008 おおらかな街 ノシール
「おいガウルン、随分と早いお帰りじゃねえか。
それとも何か?忘れ物を取りに戻るついでに、簡単に仕留められる依頼に逃げるようになったか?」
大門に近づくと、槍を手にした門番――豚の頭部を持つ大柄な獣人の男が、からかうような声を上げてきた。
「拾得物の報告だよ。
拾ったものはちゃんとお巡りさんに届けろって、お袋さんに習わなかったのかい?」
「知らんかったな。特にお前にそんな『常識』があるなんてことはよ」
ガウルンと豚の兄さんの間で、親しげで小粋なやり取りが交わされる。
とはいえ、門番の兄さんから向けられるぎらついた視線は、間違いなくガウルンの後ろに立つ悠馬の白衣をチラチラと値踏みするように窺っていた。
「……マヨイビトか。力はどれほどだ?」
「イタチの群れを、1人でまとめて無力化させてた」
「そりゃまた、物騒な。……で、本人の自己評価は?」
ガウルンがこれ見よがしに肩をすくめ、やれやれといった口調で答える。
「身に余る。とさ」
そのとぼけた答えに、豚っぽいの門番は一瞬ぽかんと口をあけ放つ。
間々あった後、彼は自身の分厚い腹を抱えて大爆笑した。
「あははは! そりゃ傑作だ!」
うんうんと何度か頷いた後、彼は槍を置いて右手を悠馬に差し出した。
「よう、兄ちゃん。大いなる力を持ったマヨイビト様よぉ、俺のことが怖いか?」
後ろの槍をちらりと見せつけるようにして笑う門番。
悠馬は眼鏡の位置を直しながら右手をとった。
そして、握手の瞬間、手首の硬さと皮膚の張り具合を確かめる。
続いてその目の下の薄い隈の存在に注目した。
「……怖いというより、ちゃんと夜に眠れているかの方が心配になるよ」
「……あ?」
「目のピントに少しズレはない?
ご飯はちゃんと食べてる?
目にも隈があるし、少し充血が見られる。
多分、自律神経が少し興奮気味だ。
立ち仕事が長すぎるんじゃないか?」
握手をずらし、つい脈をとってしまう。
鼓動は力強く、不整はない。
軽度の寝不足だろうと悠馬は判断した。
「ガハハ! もしかして兄ちゃん、元の世界じゃ医者だったのか?」
バンバンと肩を叩きながら、楽しそうに笑う。
どうやら元気ではあるようだ。
力強さがそう示している。
「……あぁ。医療に携わっていたのは確かだ」
「よし、わかった! 今度調子が悪くなったら世話になるぜ、兄弟!」
ガハガハと笑いながら、門番の兄さんが重厚な鉄格子の門を開け放つ。
悠馬はその歓迎を受けながら、隣を歩くガウルンに声をかけた。
「ここの住人は、みんなあんな感じなのかい?」
「あぁ。油断すんなよ。放っておくと街中に『兄弟』ばっかり増えることになんぞ」
「いいね。気持ちのいい街だ」
「……まぁ、あれは特に物分かりがいい方だからな。他じゃ油断はするなよ」
ガウルンは釘を刺すように言う。
だが、大通りへ一歩足を踏み入れれば、なんとなくわかる。
ここは平和な街だ。
見知らぬ自分がいるのに、道行く人々は白衣姿の悠馬を少し物珍しそうに眺めるだけだった。
よそ者を警戒するような雰囲気ではない。
ふと、荷車の陰からこちらの様子を窺っていた、獣人の耳を持った小さな子供と目が合う。
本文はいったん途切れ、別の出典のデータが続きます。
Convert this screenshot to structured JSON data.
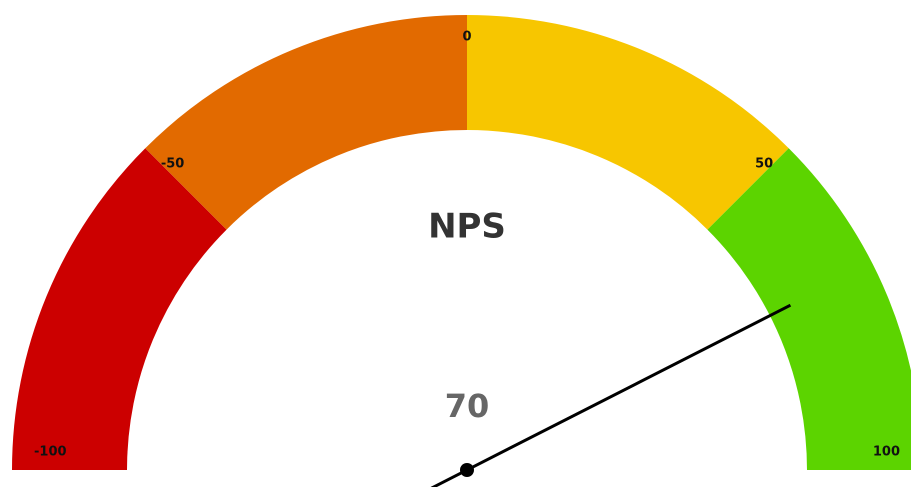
{
  "chart_data": {
    "type": "gauge",
    "title": "NPS",
    "value": 70,
    "lim": [
      -100,
      100
    ],
    "ticks": [
      -100,
      -50,
      0,
      50,
      100
    ],
    "bands": [
      {
        "from": -100,
        "to": -50,
        "color": "#cc0000"
      },
      {
        "from": -50,
        "to": 0,
        "color": "#e26a00"
      },
      {
        "from": 0,
        "to": 50,
        "color": "#f7c600"
      },
      {
        "from": 50,
        "to": 100,
        "color": "#5cd400"
      }
    ],
    "needle_color": "#000000"
  }
}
悠馬がそっと手を振ってみると、子供は一瞬だけパッと手を振り返し、すぐに「きゃーっ!」と声を上げて嬉しそうに走り去っていった。
子供が元気だということも、悠馬にとっては好ましい。
「活気があって、街そのものが健康体のようだ」
「医者は身体以外も診断するもんなんか?」
呆れたようなガウルンの声に、悠馬は苦笑する。
どこか懐かしい、けれど確実にファンタジーな活気に溢れた『ノシール』の空気を胸いっぱいに吸い込みながら、悠馬は思った。
(ここなら、のんびり暮らしていけそうだ)
見知らぬところに放り出されたストレスから解放され、湧き出た安心感に小さく微笑むのだった。